The reason I love this parable is because in many ways it gives us a blueprint for our work as a church. It tells us of our limitations and gives us our confidence.
In the previous parable of the sower, we’re told the seed is the word of God (v14). In the next parable, we have the parable of the mustard seed on the certain growth of the kingdom.
I love the picture given here of the church. In v27, the farmer is up night and day, going to sleep and rising early. Each day, there is the relentless work of sowing the seed. There is the slowness of the whole venture: you put the seed into the ground and at first nothing seems to be happening … but you have to persevere.
I have friends who are farmers. Their days are long, there is always more to do and there is a sense in which the job is never finished. Things often need redoing. There is a rhythm to their weeks and years. Often things happen which are out of their control. Holidays are difficult to manage because the work of the farm never stops. The farmer has to wait and trust. He needs to stick at it and persevere. It is relentless, back breaking, gut wrenching work. So much of the farmer’s life is monotonous.
Jesus tells us this seed that the farmer puts in the ground begins to sprout and grow. Then at the end of v27, we are given one of my favourite lines in all of the gospels: this hardworking farmer sees the growth, ‘and he knows not how’.
He has worked hard and he has begun to see growth, but he cannot tell you how it has happened. He does not understand it.

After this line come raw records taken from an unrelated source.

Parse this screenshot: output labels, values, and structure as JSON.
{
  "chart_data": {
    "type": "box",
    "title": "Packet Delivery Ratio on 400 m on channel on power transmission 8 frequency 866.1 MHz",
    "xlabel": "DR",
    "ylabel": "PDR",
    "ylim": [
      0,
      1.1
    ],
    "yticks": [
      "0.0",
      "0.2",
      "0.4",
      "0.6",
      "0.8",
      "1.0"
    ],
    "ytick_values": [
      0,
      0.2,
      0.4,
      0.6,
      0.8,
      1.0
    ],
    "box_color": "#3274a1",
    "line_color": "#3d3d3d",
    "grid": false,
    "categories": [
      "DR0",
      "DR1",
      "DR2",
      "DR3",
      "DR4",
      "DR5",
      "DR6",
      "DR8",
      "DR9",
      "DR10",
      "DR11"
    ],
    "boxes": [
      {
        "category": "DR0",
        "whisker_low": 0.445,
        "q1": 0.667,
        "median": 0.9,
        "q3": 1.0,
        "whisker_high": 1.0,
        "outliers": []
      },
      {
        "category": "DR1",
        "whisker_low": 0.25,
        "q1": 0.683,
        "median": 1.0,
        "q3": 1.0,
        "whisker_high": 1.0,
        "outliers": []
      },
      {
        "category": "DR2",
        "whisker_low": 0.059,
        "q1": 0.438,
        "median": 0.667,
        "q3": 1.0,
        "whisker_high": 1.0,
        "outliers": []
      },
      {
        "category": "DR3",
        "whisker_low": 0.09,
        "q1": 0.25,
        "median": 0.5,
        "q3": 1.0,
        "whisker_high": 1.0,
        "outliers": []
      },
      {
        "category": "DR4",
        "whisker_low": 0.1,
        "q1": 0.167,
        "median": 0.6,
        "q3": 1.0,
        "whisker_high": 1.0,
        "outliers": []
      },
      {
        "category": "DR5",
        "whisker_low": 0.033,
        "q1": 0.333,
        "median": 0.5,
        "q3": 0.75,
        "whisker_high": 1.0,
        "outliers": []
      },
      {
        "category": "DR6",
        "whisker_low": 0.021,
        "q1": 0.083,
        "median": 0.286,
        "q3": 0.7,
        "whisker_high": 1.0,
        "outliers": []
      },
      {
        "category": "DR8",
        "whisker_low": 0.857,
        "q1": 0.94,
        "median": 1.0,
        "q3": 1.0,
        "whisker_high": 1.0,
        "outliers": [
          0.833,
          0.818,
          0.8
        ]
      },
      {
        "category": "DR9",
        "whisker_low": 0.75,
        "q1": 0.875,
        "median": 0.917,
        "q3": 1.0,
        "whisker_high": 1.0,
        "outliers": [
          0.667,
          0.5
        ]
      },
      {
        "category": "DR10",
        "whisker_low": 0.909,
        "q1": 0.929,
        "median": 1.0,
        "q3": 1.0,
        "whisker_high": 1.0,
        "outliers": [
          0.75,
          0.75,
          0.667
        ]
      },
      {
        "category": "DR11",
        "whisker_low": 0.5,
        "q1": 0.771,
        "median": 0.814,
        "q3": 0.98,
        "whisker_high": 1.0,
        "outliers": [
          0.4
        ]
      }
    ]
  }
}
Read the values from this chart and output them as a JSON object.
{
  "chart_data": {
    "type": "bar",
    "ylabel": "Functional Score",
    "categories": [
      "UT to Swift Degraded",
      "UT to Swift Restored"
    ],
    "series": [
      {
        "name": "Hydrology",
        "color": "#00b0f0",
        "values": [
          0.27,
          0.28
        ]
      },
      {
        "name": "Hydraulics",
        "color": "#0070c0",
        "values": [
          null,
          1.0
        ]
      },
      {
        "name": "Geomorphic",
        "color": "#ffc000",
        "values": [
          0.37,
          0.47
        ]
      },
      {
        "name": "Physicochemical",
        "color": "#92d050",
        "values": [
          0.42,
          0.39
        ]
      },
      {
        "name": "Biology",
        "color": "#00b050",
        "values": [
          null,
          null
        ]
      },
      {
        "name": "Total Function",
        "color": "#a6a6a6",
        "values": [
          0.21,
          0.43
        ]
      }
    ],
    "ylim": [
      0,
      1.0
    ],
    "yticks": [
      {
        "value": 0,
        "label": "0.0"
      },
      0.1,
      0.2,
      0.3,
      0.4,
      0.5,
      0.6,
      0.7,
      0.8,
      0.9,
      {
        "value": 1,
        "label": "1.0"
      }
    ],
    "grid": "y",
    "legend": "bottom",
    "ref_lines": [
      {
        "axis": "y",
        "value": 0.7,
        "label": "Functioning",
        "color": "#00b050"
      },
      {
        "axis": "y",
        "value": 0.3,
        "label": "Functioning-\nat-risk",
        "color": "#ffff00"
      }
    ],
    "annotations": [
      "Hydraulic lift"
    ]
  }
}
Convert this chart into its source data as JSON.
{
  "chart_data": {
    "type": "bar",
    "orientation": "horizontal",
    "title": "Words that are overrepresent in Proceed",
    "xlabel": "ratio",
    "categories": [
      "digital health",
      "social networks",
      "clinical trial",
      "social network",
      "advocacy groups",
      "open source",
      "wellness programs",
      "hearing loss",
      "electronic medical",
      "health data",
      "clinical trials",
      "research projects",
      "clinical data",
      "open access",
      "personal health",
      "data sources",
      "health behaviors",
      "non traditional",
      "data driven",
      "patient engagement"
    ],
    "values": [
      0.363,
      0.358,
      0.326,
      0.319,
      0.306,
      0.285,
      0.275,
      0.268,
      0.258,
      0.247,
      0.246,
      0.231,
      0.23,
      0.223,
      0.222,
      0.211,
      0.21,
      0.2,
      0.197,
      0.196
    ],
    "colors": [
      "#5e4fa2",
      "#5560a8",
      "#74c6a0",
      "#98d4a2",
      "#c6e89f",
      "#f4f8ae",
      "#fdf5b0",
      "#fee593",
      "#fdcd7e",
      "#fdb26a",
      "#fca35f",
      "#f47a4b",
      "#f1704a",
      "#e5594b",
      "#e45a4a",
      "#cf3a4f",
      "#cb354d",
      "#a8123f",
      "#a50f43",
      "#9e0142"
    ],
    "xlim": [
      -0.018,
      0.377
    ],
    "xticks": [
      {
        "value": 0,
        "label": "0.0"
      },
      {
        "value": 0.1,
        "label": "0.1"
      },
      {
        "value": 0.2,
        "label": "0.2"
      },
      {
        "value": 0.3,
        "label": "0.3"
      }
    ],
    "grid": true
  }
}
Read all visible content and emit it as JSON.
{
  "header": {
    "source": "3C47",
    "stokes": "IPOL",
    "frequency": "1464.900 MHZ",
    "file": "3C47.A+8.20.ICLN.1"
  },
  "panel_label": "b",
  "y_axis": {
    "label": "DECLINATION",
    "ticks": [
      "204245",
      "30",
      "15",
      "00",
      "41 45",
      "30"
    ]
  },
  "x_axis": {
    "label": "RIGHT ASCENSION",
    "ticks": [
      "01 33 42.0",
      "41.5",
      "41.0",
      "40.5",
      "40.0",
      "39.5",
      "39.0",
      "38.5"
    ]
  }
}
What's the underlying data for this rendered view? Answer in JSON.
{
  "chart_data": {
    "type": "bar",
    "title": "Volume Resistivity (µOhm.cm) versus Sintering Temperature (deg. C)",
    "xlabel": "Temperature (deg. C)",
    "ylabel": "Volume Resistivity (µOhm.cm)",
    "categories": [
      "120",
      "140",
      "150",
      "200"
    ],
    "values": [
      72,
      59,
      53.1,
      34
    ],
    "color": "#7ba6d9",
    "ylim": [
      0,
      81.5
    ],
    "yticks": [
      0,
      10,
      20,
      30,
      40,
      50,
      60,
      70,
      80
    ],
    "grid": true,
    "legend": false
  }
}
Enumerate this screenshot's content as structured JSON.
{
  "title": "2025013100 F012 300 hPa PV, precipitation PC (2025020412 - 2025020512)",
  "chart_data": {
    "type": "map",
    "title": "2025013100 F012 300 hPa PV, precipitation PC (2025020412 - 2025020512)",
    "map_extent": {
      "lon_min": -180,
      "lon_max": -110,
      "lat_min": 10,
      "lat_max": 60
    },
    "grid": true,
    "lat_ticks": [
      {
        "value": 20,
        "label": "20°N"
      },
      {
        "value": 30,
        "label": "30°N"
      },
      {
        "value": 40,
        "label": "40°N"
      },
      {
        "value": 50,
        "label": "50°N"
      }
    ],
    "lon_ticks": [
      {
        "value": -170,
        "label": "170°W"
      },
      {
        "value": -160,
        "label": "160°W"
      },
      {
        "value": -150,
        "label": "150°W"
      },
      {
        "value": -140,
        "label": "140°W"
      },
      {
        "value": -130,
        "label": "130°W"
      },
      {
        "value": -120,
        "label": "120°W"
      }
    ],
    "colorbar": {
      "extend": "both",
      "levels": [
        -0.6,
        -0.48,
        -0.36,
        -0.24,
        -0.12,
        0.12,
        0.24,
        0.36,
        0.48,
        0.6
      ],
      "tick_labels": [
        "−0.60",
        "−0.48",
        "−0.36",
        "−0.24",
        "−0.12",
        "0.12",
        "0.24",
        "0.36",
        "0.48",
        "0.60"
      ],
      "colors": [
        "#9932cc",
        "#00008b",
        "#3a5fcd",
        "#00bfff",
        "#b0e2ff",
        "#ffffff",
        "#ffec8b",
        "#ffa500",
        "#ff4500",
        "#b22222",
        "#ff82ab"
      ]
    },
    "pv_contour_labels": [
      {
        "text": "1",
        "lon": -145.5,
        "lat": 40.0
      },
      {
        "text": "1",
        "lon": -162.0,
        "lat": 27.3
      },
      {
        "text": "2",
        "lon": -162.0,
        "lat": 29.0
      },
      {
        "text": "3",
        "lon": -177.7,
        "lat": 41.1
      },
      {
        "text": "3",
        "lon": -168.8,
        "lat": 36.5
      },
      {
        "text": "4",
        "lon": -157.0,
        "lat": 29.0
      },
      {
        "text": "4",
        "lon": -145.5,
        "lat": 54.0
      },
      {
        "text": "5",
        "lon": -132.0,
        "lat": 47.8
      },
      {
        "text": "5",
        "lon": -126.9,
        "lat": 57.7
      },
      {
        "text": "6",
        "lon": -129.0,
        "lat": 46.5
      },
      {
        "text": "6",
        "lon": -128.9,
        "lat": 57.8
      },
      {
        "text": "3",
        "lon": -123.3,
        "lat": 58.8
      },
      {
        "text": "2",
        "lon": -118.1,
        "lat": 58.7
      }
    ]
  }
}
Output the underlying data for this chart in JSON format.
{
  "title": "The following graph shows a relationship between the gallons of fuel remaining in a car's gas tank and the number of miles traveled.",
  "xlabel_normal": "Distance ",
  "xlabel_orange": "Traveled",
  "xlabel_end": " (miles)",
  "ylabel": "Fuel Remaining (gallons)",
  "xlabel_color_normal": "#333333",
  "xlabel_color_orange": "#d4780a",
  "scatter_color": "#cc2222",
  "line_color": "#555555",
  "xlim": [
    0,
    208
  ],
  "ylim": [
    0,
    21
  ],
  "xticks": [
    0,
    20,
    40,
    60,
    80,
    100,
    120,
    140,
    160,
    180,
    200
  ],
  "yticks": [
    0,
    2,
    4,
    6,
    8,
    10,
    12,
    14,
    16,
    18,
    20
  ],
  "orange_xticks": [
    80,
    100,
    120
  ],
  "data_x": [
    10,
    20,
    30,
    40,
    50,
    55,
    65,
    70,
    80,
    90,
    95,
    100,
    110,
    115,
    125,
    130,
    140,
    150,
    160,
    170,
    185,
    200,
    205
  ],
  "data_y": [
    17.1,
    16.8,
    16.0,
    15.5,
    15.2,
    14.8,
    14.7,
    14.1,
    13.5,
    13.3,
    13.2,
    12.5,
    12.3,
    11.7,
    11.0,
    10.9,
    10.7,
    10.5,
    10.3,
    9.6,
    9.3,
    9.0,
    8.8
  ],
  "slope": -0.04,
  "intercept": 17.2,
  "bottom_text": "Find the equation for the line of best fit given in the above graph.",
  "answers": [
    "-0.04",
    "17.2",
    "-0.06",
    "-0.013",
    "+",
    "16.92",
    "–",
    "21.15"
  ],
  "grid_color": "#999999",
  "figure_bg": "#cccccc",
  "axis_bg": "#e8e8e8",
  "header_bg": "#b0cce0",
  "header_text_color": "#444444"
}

Verse 28 moves on to tell us about the nature of this growth. It is slow and it is gradual, ‘The earth produces by itself, first the blade, then the ear, then the full grain in the ear.’ The farmer doesn’t get up one morning and there is a full blown grain harvest. The slowness of growth would be frustrating at times. Different years, with different weather conditions, means growth is not uniform.